Atualmente, da quota atribuída a Portugal (2.943 toneladas), 85% é das Regiões Autónomas da Madeira e dos Açores (2.502 toneladas), sendo os remanescentes 15%, destinados ao restante território nacional.
Assim, e tendo em conta que a quota do restante território nacional não foi alcançado, as Regiões Autónomas vão poder ficar com esse sobrante, que ronda as 425 toneladas. A este valor, ainda acrescem mais 375 toneladas, ainda não pescadas, correspondentes aos 15% (ainda não capturados), dos 85% da quota nacional a que as ilhas têm direito.
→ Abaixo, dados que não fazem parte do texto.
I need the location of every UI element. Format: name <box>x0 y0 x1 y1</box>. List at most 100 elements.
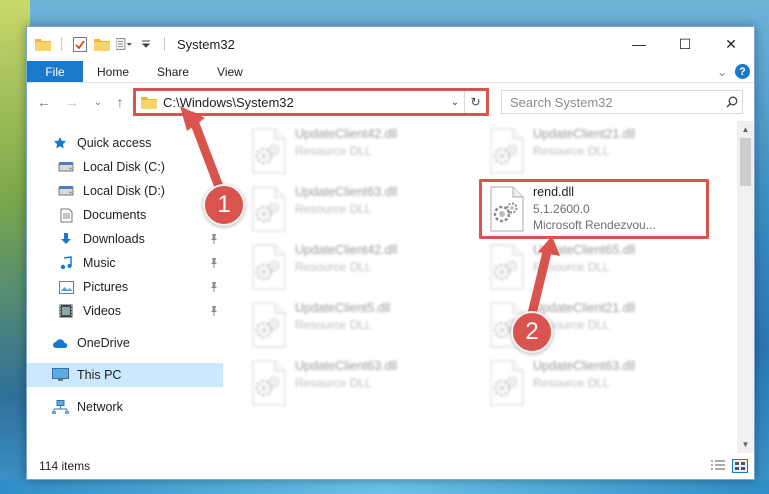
sidebar-item-videos[interactable]: Videos <box>27 299 223 323</box>
music-icon <box>57 255 75 271</box>
videos-icon <box>57 303 75 319</box>
file-name: UpdateClient63.dll <box>533 359 636 373</box>
dll-file-icon <box>249 186 287 232</box>
dll-file-icon <box>249 244 287 290</box>
address-text[interactable]: C:\Windows\System32 <box>163 95 446 110</box>
sidebar-item-onedrive[interactable]: OneDrive <box>27 331 223 355</box>
file-description: Resource DLL <box>295 318 372 332</box>
minimize-button[interactable]: — <box>616 27 662 61</box>
item-count: 114 items <box>39 459 91 473</box>
vertical-scrollbar[interactable]: ▲ ▼ <box>737 121 754 453</box>
status-bar: 114 items <box>27 453 754 479</box>
file-info: UpdateClient65.dll Resource DLL <box>533 241 635 274</box>
quick-access-toolbar <box>27 36 169 52</box>
file-info: UpdateClient63.dll Resource DLL <box>295 183 397 216</box>
sidebar-item-this-pc[interactable]: This PC <box>27 363 223 387</box>
sidebar-item-music[interactable]: Music <box>27 251 223 275</box>
file-info: UpdateClient63.dll Resource DLL <box>533 357 635 390</box>
file-item[interactable]: UpdateClient21.dll Resource DLL <box>487 125 717 181</box>
download-icon <box>57 231 75 247</box>
sidebar-item-downloads[interactable]: Downloads <box>27 227 223 251</box>
file-description: Microsoft Rendezvou... <box>533 218 656 232</box>
large-icons-view-icon[interactable] <box>732 459 748 473</box>
file-description: Resource DLL <box>533 144 610 158</box>
sidebar-item-local-disk-c[interactable]: Local Disk (C:) <box>27 155 223 179</box>
drive-icon <box>57 183 75 199</box>
customize-toolbar-icon[interactable] <box>116 36 132 52</box>
sidebar-item-quick-access[interactable]: Quick access <box>27 131 223 155</box>
address-bar[interactable]: C:\Windows\System32 ⌄ ↻ <box>135 90 487 114</box>
folder-icon <box>35 36 51 52</box>
file-info: rend.dll 5.1.2600.0 Microsoft Rendezvou... <box>533 183 656 232</box>
properties-icon[interactable] <box>72 36 88 52</box>
file-name: rend.dll <box>533 185 574 199</box>
back-button[interactable]: ← <box>33 91 55 113</box>
sidebar-item-label: OneDrive <box>77 336 130 350</box>
sidebar-item-network[interactable]: Network <box>27 395 223 419</box>
sidebar-item-documents[interactable]: Documents <box>27 203 223 227</box>
dropdown-arrow-icon[interactable] <box>138 36 154 52</box>
dll-file-icon <box>487 360 525 406</box>
file-item[interactable]: UpdateClient63.dll Resource DLL <box>487 357 717 413</box>
window-title: System32 <box>177 36 235 52</box>
pictures-icon <box>57 279 75 295</box>
computer-icon <box>51 367 69 383</box>
search-input[interactable]: Search System32 <box>510 95 722 110</box>
file-description: Resource DLL <box>295 202 372 216</box>
file-item[interactable]: UpdateClient65.dll Resource DLL <box>487 241 717 297</box>
cloud-icon <box>51 335 69 351</box>
file-item[interactable]: UpdateClient42.dll Resource DLL <box>249 241 479 297</box>
file-info: UpdateClient42.dll Resource DLL <box>295 241 397 274</box>
dll-file-icon <box>249 128 287 174</box>
sidebar-item-label: Local Disk (C:) <box>83 160 165 174</box>
search-icon[interactable] <box>722 96 742 108</box>
file-item[interactable]: UpdateClient63.dll Resource DLL <box>249 357 479 413</box>
address-dropdown-button[interactable]: ⌄ <box>446 97 464 108</box>
ribbon-right-controls: ⌄ ? <box>717 64 750 79</box>
tab-file[interactable]: File <box>27 61 83 82</box>
sidebar-item-pictures[interactable]: Pictures <box>27 275 223 299</box>
view-switcher <box>710 459 748 473</box>
help-icon[interactable]: ? <box>735 64 750 79</box>
forward-button[interactable]: → <box>61 91 83 113</box>
explorer-window: System32 — ☐ ✕ File Home Share View ⌄ ? … <box>26 26 755 480</box>
file-name: UpdateClient5.dll <box>295 301 391 315</box>
file-name: UpdateClient63.dll <box>295 359 398 373</box>
scroll-up-button[interactable]: ▲ <box>737 121 754 138</box>
tab-view[interactable]: View <box>203 61 257 82</box>
close-button[interactable]: ✕ <box>708 27 754 61</box>
sidebar-item-local-disk-d[interactable]: Local Disk (D:) <box>27 179 223 203</box>
file-list: ▲ ▼ UpdateClient42.dll Resource DLL Update… <box>223 121 754 453</box>
file-name: UpdateClient42.dll <box>295 243 398 257</box>
dll-file-icon <box>487 186 525 232</box>
dll-file-icon <box>249 360 287 406</box>
divider <box>164 37 165 51</box>
up-button[interactable]: ↑ <box>109 91 131 113</box>
details-view-icon[interactable] <box>710 459 726 473</box>
new-folder-icon[interactable] <box>94 36 110 52</box>
tab-share[interactable]: Share <box>143 61 203 82</box>
sidebar-item-label: Pictures <box>83 280 129 294</box>
file-item[interactable]: UpdateClient5.dll Resource DLL <box>249 299 479 355</box>
refresh-button[interactable]: ↻ <box>464 91 486 113</box>
expand-ribbon-icon[interactable]: ⌄ <box>717 65 727 79</box>
ribbon-tabs: File Home Share View ⌄ ? <box>27 61 754 83</box>
dll-file-icon <box>487 128 525 174</box>
file-item[interactable]: UpdateClient63.dll Resource DLL <box>249 183 479 239</box>
step-2-marker: 2 <box>511 311 553 353</box>
scroll-thumb[interactable] <box>740 138 751 186</box>
file-item-rend-dll[interactable]: rend.dll 5.1.2600.0 Microsoft Rendezvou... <box>487 183 717 239</box>
tab-home[interactable]: Home <box>83 61 143 82</box>
title-bar: System32 — ☐ ✕ <box>27 27 754 61</box>
navigation-bar: ← → ⌄ ↑ C:\Windows\System32 ⌄ ↻ Search S… <box>27 83 754 121</box>
file-name: UpdateClient21.dll <box>533 301 636 315</box>
recent-locations-button[interactable]: ⌄ <box>87 91 109 113</box>
file-description: Resource DLL <box>295 376 372 390</box>
file-name: UpdateClient63.dll <box>295 185 398 199</box>
search-field[interactable]: Search System32 <box>501 90 743 114</box>
scroll-down-button[interactable]: ▼ <box>737 436 754 453</box>
file-item[interactable]: UpdateClient42.dll Resource DLL <box>249 125 479 181</box>
maximize-button[interactable]: ☐ <box>662 27 708 61</box>
file-description: Resource DLL <box>533 376 610 390</box>
sidebar-item-label: Videos <box>83 304 121 318</box>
“Assim sendo, estamos a falar de 800 toneladas que ainda podem ser capturadas pelas Regiões Autónomas”, adianta o secretário regional de Agricultura e Pescas. Para Nuno Maciel. Com esta decisão, “os profissionais do sector vão conseguir obter ainda mais rendimento”, num ano em que o valor de tunídeos descarregado em Lota já ultrapassou, a nível de valor, o registado no ano passado, ou seja, cerca de 3,6 milhões, quando, em 2024, esse montante fixou-se pelos 3,4 milhões de euros.
“Isto significa, que estender a captura do atum num maior espaço temporal, garantimos mais tempo de safra e maior rendimento para o pescador e armador, assumindo que o consumidor final, também fica a ganhar, porque terá atum fresco por mais tempo”, assume Nuno Maciel.
Esta decisão surge em boa hora e reflete o compromisso do governo regional com a defesa do setor e dos seus profissionais.